Q. コストが想定より高くなっていないか、どう監視すればいいですか?
--output-format jsonのtotal_cost_usdを毎回ログに残し、日次・週次で合計を集計する仕組みを作るのが確実です。想定を超えたら通知するアラートをスクリプト側に組み込んでおくと安心です。
Q. –bareを付けると自分のカスタムコマンドやCLAUDE.mdが使えなくなりますか?

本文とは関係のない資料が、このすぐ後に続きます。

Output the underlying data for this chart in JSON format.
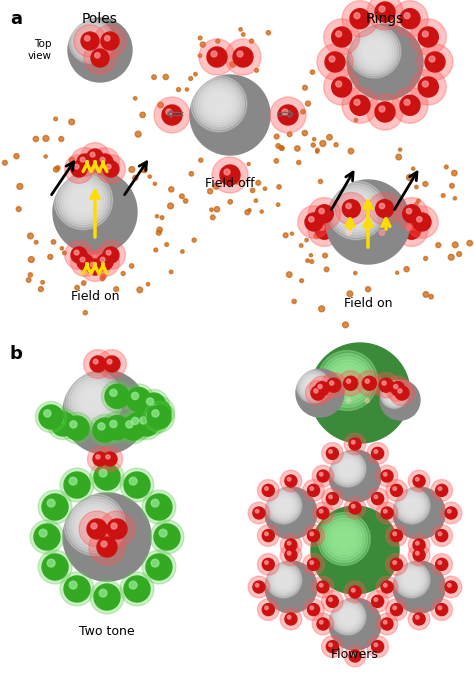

そのとおりです。必要なコンテキストは明示的に渡します。システムプロンプトの追加は--append-system-prompt、設定は--settings、MCPサーバーは--mcp-configで個別に指定できます。定期実行では「暗黙的に読み込まれるものを減らし、明示したものだけで動かす」方が事故が起きにくいです。
まとめ
claude -p(headlessモード)でcron・launchdからの無人実行ができる- 定期実行では
--bareで暗黙の設定読み込みを止め、再現性の高い実行にする - 権限は
dontAsk+明示的な許可ルールが基本。bypassPermissionsは使わない --output-format jsonで結果とコスト(total_cost_usd)を同時に取得し、ログとして残す- タイムアウト・終了コード(143など)を検知して通知する仕組みを組み込む
まずは1つ、リスクの低い「要約して通知するだけ」のジョブから試してみてください。--bareとdontAskを基本形にしておけば、範囲が広がっても安全に運用しやすくなります。